Annisa ayu artanti    •    Kamis, 13 Dec 2018 09:02 WIB
ihsg
Hubungan AS-Tiongkok Membaik, Saatnya Koleksi Saham Perbankan
Ilustrasi (MI/USMAN ISKANDAR)

Jakarta: Laju Indeks Harga Saham Gabungan (IHSG) berpotensi bergerak di zona hijau. Kondisi tersebut didorong oleh membaiknya hubungan dagang antara Amerika Serikat dengan Tiongkok, yang sebelumnya kian memanas akibat adanya pengenaan tarif yang tinggi di antara kedua negara.

"Mulai membaiknya hubungan dagang Tiongkok dan AS diprediksi dapat mendorong penguatan IHSG," kata Research Analyst Artha Sekuritas Indonesia Dennies Christoper, seperti dikutip dari riset hariannya, di Jakarta, Kamis, 13 Desember 2018.

Dennies menuturkan membaiknya hubungan dagang di antara negara ekonomi raksasa itu menciptakan optimisme di investor.

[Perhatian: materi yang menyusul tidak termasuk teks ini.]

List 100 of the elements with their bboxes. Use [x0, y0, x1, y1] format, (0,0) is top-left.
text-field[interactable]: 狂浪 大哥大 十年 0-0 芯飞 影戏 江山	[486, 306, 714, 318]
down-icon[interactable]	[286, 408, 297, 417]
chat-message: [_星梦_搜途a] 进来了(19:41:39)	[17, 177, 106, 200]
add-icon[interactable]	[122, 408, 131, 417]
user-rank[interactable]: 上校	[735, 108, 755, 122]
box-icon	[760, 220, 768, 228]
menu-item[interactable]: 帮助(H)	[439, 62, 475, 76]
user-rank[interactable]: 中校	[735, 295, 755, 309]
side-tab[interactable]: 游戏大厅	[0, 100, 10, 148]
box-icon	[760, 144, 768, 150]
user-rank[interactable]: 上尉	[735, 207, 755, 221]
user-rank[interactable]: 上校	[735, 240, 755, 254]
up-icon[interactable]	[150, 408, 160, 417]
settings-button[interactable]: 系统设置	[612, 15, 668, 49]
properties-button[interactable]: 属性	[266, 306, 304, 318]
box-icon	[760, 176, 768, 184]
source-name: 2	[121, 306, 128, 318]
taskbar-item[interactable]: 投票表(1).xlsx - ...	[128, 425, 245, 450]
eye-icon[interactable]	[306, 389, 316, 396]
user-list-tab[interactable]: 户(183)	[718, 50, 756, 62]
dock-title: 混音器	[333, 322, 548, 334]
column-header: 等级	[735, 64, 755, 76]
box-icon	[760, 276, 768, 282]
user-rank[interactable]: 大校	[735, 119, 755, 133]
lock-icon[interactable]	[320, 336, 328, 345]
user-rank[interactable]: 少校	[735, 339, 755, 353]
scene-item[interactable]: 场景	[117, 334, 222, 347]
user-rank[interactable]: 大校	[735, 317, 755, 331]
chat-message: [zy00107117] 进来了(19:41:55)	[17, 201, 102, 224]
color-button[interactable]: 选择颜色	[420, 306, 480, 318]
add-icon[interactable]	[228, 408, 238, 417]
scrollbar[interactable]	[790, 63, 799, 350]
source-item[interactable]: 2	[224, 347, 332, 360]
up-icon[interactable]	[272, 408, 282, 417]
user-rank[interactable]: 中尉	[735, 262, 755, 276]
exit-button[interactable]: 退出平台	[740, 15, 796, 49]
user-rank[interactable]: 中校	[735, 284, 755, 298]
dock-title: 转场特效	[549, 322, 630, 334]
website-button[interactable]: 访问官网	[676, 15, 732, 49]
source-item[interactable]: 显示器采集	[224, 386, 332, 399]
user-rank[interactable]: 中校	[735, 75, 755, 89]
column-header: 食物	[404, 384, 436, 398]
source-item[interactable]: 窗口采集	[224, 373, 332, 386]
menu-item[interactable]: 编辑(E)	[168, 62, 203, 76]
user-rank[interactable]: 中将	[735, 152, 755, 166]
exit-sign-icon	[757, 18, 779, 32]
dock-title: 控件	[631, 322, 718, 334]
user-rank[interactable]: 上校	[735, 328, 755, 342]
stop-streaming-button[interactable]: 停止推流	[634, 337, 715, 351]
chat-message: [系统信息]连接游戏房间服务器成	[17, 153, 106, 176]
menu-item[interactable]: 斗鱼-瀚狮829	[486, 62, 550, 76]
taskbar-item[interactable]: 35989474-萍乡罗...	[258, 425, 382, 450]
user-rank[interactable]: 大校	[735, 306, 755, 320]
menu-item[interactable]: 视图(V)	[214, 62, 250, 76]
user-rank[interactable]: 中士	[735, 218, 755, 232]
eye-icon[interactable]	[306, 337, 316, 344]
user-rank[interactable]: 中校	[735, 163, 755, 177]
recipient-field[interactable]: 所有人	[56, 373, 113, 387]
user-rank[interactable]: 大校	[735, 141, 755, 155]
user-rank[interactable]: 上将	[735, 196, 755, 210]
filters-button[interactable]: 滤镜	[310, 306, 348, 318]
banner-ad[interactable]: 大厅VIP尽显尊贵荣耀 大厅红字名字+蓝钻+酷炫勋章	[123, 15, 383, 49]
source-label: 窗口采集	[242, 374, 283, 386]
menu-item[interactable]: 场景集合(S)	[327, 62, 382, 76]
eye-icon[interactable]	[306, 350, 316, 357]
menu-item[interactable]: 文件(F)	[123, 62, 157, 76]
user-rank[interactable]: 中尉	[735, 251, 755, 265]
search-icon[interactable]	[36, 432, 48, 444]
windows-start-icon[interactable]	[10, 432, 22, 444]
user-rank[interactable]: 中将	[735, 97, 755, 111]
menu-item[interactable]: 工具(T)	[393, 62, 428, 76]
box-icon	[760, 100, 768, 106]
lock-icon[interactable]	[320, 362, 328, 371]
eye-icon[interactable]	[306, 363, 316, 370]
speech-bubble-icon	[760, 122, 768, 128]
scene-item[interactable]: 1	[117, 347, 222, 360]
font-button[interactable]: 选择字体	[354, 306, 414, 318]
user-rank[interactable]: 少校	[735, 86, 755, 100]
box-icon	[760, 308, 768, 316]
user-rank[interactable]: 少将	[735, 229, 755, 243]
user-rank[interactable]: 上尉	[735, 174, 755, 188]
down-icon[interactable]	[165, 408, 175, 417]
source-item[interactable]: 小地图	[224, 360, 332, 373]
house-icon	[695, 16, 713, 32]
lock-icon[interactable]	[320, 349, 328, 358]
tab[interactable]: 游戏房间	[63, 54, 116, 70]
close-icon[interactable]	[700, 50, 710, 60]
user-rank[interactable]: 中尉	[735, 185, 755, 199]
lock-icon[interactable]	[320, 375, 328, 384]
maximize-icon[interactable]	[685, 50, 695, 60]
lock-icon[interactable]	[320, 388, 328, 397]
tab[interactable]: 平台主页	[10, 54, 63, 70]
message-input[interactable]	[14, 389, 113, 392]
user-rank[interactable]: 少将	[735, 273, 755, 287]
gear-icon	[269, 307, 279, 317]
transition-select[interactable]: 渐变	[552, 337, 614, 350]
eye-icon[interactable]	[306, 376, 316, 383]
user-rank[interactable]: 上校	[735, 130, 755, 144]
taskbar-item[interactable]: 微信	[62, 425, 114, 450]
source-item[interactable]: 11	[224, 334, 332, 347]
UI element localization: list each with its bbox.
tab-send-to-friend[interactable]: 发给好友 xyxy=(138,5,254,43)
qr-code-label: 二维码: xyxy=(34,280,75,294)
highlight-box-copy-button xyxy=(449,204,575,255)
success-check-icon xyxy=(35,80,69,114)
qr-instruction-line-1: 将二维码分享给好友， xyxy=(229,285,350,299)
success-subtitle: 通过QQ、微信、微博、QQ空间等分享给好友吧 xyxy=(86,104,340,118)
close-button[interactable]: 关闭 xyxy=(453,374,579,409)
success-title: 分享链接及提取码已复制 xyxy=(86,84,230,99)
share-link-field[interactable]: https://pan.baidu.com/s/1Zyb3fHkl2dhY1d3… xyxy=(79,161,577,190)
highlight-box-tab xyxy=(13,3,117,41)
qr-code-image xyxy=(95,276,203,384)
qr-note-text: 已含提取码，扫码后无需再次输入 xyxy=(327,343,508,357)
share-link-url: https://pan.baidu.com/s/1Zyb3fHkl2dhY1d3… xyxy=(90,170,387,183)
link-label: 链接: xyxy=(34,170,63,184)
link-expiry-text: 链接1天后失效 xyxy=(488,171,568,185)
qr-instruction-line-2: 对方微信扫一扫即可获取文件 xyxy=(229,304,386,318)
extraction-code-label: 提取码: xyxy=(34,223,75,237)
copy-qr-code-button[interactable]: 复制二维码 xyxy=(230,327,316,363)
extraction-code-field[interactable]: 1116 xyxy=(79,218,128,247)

Dennies meyakini pergerakan IHSG berada di level support 6.071-6.093 dan resisten 6.127-6.139. Selain faktor eksternal, penguatan rupiah hari ini juga dipicu oleh pergerakan nilai tukar rupiah yang stabil.

Vice President Research Department Indosurya Bersinar Sekuritas William Surya Wijaya menambahkan reli IHSG hari ini akan bergerak positif di zona hijau dan bergerak di 5.955-6.226  Menurutnya fundamental perekonomian masih menunjukkan kondisi yang cukup stabil dan baik sehingga dapat menunjang progres kenaikan IHSG hingga masa yang akan datang.

"Hari ini IHSG berpeluang melantai di zona hijau," ucap William.

Beberapa saham yang direkomendasikan hari ini adalah saham-saham perbankan seperti PT Bank Central Asia Tbk (BBCA), PT Bank Mandiri Tbk (BMRI), PT Bank Negara Indonesia Tbk (BBNI), dan PT Bank Rakyat Indonesia Tbk (BBRI).

Lalu saham PT Gudang Garam Tbk (GGRM), PT HM Sampoerna Tbk (HMSP), PT Indofood CBP Sukses Makmur Tbk (ICBP), PT Unilever Indonesia Tbk (UNVR), PT Telekomunikasi Indonesia Tbk (TLKM), dan PT Jasa Marga Tbk (JSMR).